Au-delà de la question de leur date, étant souligné que l’acte de partage ne prévoit aucune sanction à l’expiration du délai de deux mois fixé entre les parties, les courriers envoyés les 26 juillet 2022 et 1er mars 2023 sont inopérants en ce qu’ils reprochent à Mme [G] de n’avoir pas rendu les biens et la mettent en demeure de les restituer sans proposer de modalités quant à la venue sur place de M. [T] alors pourtant que, aux termes de l’accord des parties valant loi entre elles, l’obligation de Mme [G] est quérable et non portable.
M. [T] échoue donc à caractériser une opposition ou une abstention fautive de Mme [G] à exécuter l’obligation de remise dont elle est débitrice en vertu du titre dont il dispose à son égard.
Dès lors et sans avoir à examiner le fait que Mme [G] soit encore ou non en possession des biens concernés et ses éventuelles conséquences, c’est à juste titre que le premier juge a rejeté la demande en prononcé d’astreinte.

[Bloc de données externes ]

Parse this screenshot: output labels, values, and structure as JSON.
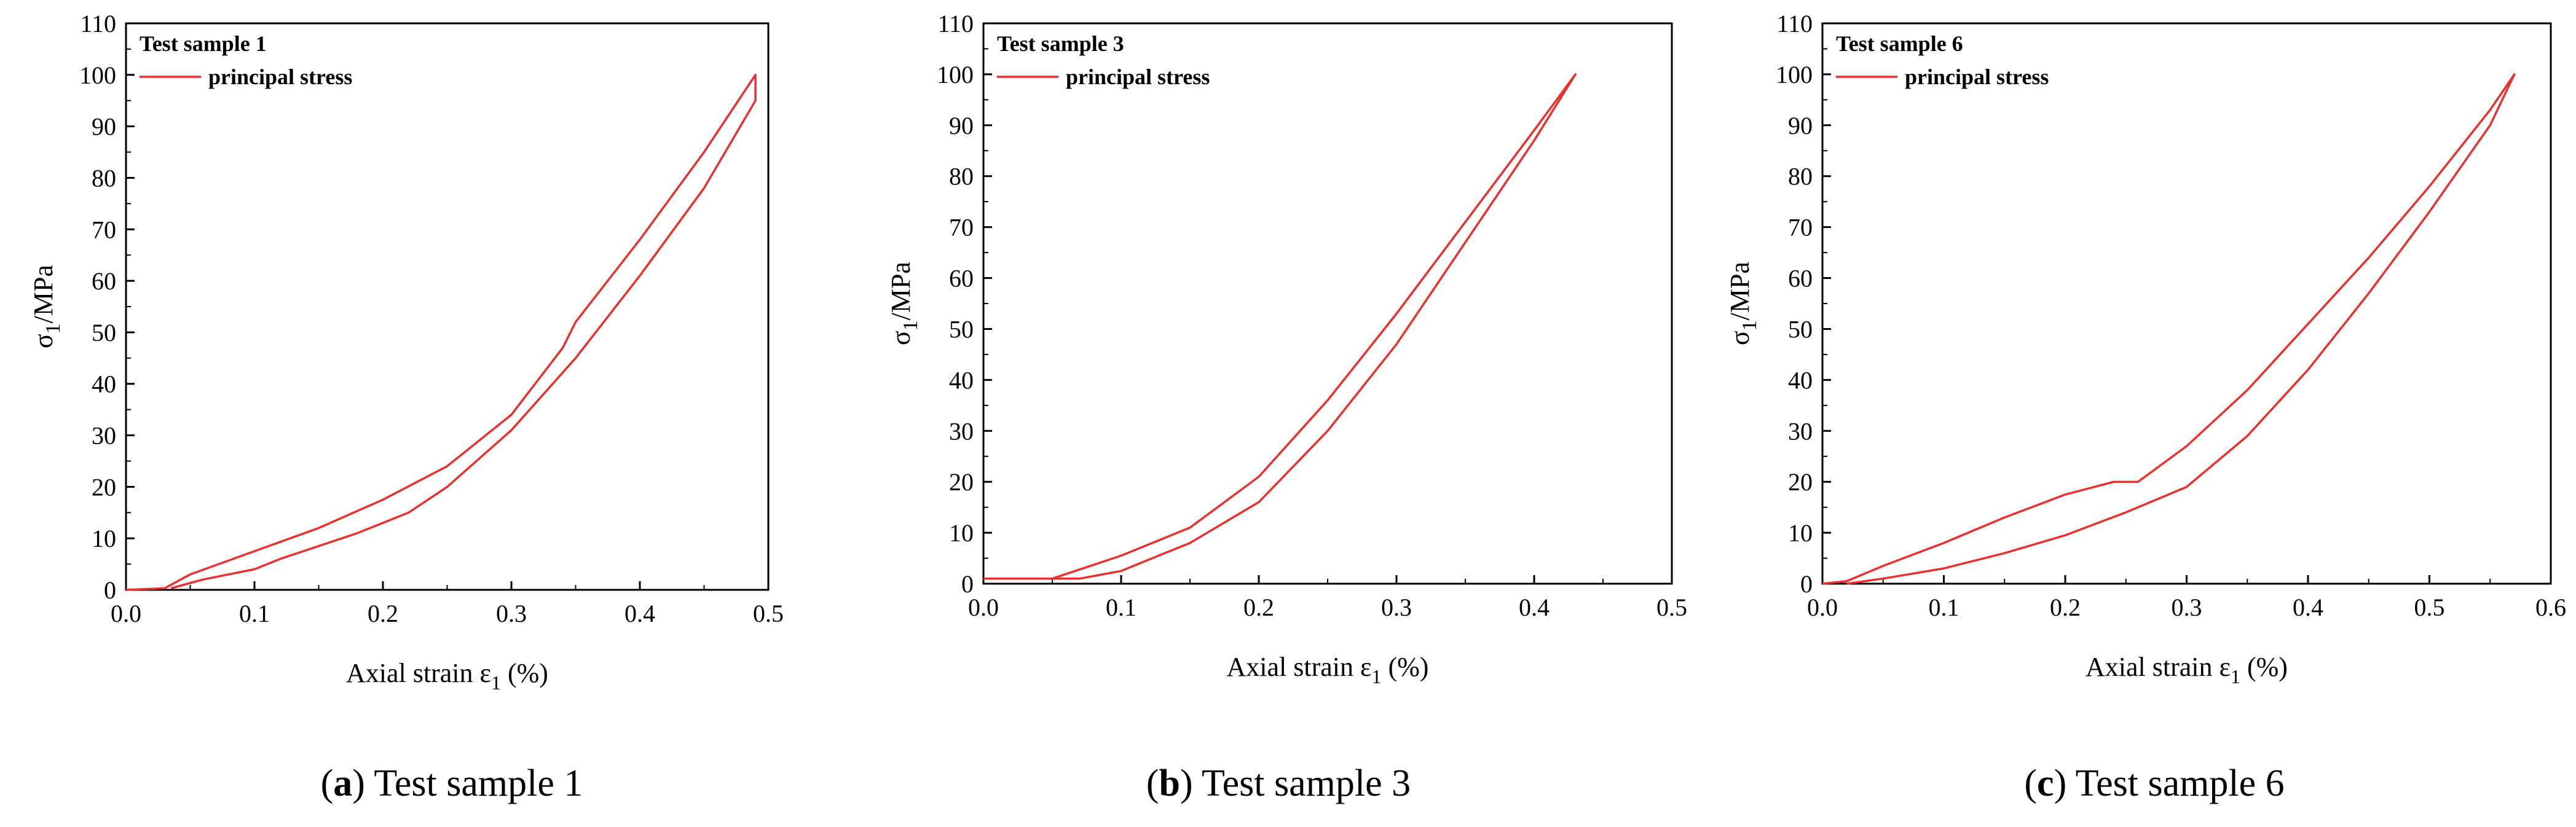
{
  "chart_data": [
    {
      "type": "line",
      "title": "Test sample 1",
      "caption_letter": "a",
      "caption_text": " Test sample 1",
      "xlabel": "Axial strain ε",
      "xlabel_sub": "1",
      "xlabel_unit": " (%)",
      "ylabel": "σ",
      "ylabel_sub": "1",
      "ylabel_unit": "/MPa",
      "xlim": [
        0,
        0.5
      ],
      "ylim": [
        0,
        110
      ],
      "xticks": [
        0,
        0.1,
        0.2,
        0.3,
        0.4,
        0.5
      ],
      "xtick_labels": [
        "0.0",
        "0.1",
        "0.2",
        "0.3",
        "0.4",
        "0.5"
      ],
      "yticks": [
        0,
        10,
        20,
        30,
        40,
        50,
        60,
        70,
        80,
        90,
        100,
        110
      ],
      "ytick_labels": [
        "0",
        "10",
        "20",
        "30",
        "40",
        "50",
        "60",
        "70",
        "80",
        "90",
        "100",
        "110"
      ],
      "grid": false,
      "legend": "top-left",
      "color": "#e8302f",
      "series": [
        {
          "name": "principal stress",
          "x": [
            0.0,
            0.03,
            0.05,
            0.1,
            0.15,
            0.2,
            0.25,
            0.3,
            0.34,
            0.35,
            0.4,
            0.45,
            0.49,
            0.49,
            0.45,
            0.4,
            0.35,
            0.3,
            0.25,
            0.22,
            0.18,
            0.12,
            0.1,
            0.06,
            0.035
          ],
          "y": [
            0.0,
            0.3,
            3.0,
            7.5,
            12.0,
            17.5,
            24.0,
            34.0,
            47.0,
            52.0,
            68.0,
            85.0,
            100.0,
            95.0,
            78.0,
            61.0,
            45.0,
            31.0,
            20.0,
            15.0,
            11.0,
            6.0,
            4.0,
            2.0,
            0.3
          ]
        }
      ]
    },
    {
      "type": "line",
      "title": "Test sample 3",
      "caption_letter": "b",
      "caption_text": " Test sample 3",
      "xlabel": "Axial strain ε",
      "xlabel_sub": "1",
      "xlabel_unit": " (%)",
      "ylabel": "σ",
      "ylabel_sub": "1",
      "ylabel_unit": "/MPa",
      "xlim": [
        0,
        0.5
      ],
      "ylim": [
        0,
        110
      ],
      "xticks": [
        0,
        0.1,
        0.2,
        0.3,
        0.4,
        0.5
      ],
      "xtick_labels": [
        "0.0",
        "0.1",
        "0.2",
        "0.3",
        "0.4",
        "0.5"
      ],
      "yticks": [
        0,
        10,
        20,
        30,
        40,
        50,
        60,
        70,
        80,
        90,
        100,
        110
      ],
      "ytick_labels": [
        "0",
        "10",
        "20",
        "30",
        "40",
        "50",
        "60",
        "70",
        "80",
        "90",
        "100",
        "110"
      ],
      "grid": false,
      "legend": "top-left",
      "color": "#e8302f",
      "series": [
        {
          "name": "principal stress",
          "x": [
            0.0,
            0.05,
            0.1,
            0.15,
            0.2,
            0.25,
            0.3,
            0.35,
            0.4,
            0.43,
            0.4,
            0.35,
            0.3,
            0.25,
            0.2,
            0.15,
            0.1,
            0.07,
            0.05
          ],
          "y": [
            1.0,
            1.0,
            5.5,
            11.0,
            21.0,
            36.0,
            53.0,
            71.0,
            89.0,
            100.0,
            87.0,
            67.0,
            47.0,
            30.0,
            16.0,
            8.0,
            2.5,
            1.0,
            1.0
          ]
        }
      ]
    },
    {
      "type": "line",
      "title": "Test sample 6",
      "caption_letter": "c",
      "caption_text": " Test sample 6",
      "xlabel": "Axial strain ε",
      "xlabel_sub": "1",
      "xlabel_unit": " (%)",
      "ylabel": "σ",
      "ylabel_sub": "1",
      "ylabel_unit": "/MPa",
      "xlim": [
        0,
        0.6
      ],
      "ylim": [
        0,
        110
      ],
      "xticks": [
        0,
        0.1,
        0.2,
        0.3,
        0.4,
        0.5,
        0.6
      ],
      "xtick_labels": [
        "0.0",
        "0.1",
        "0.2",
        "0.3",
        "0.4",
        "0.5",
        "0.6"
      ],
      "yticks": [
        0,
        10,
        20,
        30,
        40,
        50,
        60,
        70,
        80,
        90,
        100,
        110
      ],
      "ytick_labels": [
        "0",
        "10",
        "20",
        "30",
        "40",
        "50",
        "60",
        "70",
        "80",
        "90",
        "100",
        "110"
      ],
      "grid": false,
      "legend": "top-left",
      "color": "#e8302f",
      "series": [
        {
          "name": "principal stress",
          "x": [
            0.0,
            0.02,
            0.05,
            0.1,
            0.15,
            0.2,
            0.24,
            0.26,
            0.3,
            0.35,
            0.4,
            0.45,
            0.5,
            0.55,
            0.57,
            0.55,
            0.5,
            0.45,
            0.4,
            0.35,
            0.3,
            0.25,
            0.2,
            0.15,
            0.1,
            0.05,
            0.02
          ],
          "y": [
            0.0,
            0.5,
            3.5,
            8.0,
            13.0,
            17.5,
            20.0,
            20.0,
            27.0,
            38.0,
            51.0,
            64.0,
            78.0,
            93.0,
            100.0,
            90.0,
            73.0,
            57.0,
            42.0,
            29.0,
            19.0,
            14.0,
            9.5,
            6.0,
            3.0,
            1.0,
            0.0
          ]
        }
      ]
    }
  ]
}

Le jugement sera donc confirmé.
Au vu de l’issue du litige, M. [T] sera condamné aux entiers dépens de la procédure d’appel, débouté de sa demande d’indemnité de procédure et condamné à verser à Mme [G] la somme de 1 300 euros en application de l’article 700 du code de procédure civile.
PAR CES MOTIFS
LA COUR,
Statuant publiquement, par arrêt contradictoire et mis à disposition au greffe,
CONFIRME le jugement rendu le 12 février 2025 par le juge de l’exécution du tribunal de proximité d’Illkirch Graffenstaden ;
Y ajoutant :
DEBOUTE M. [Z] [T] de sa demande d’indemnité de procédure ;
CONDAMNE M. [Z] [T] à verser à Mme [L] [G] la somme de 1 300 euros en application des dispositions de l’article 700 du code de procédure civile ;
CONDAMNE M. [Z] [T] aux entiers frais et dépens de la procédure d’appel.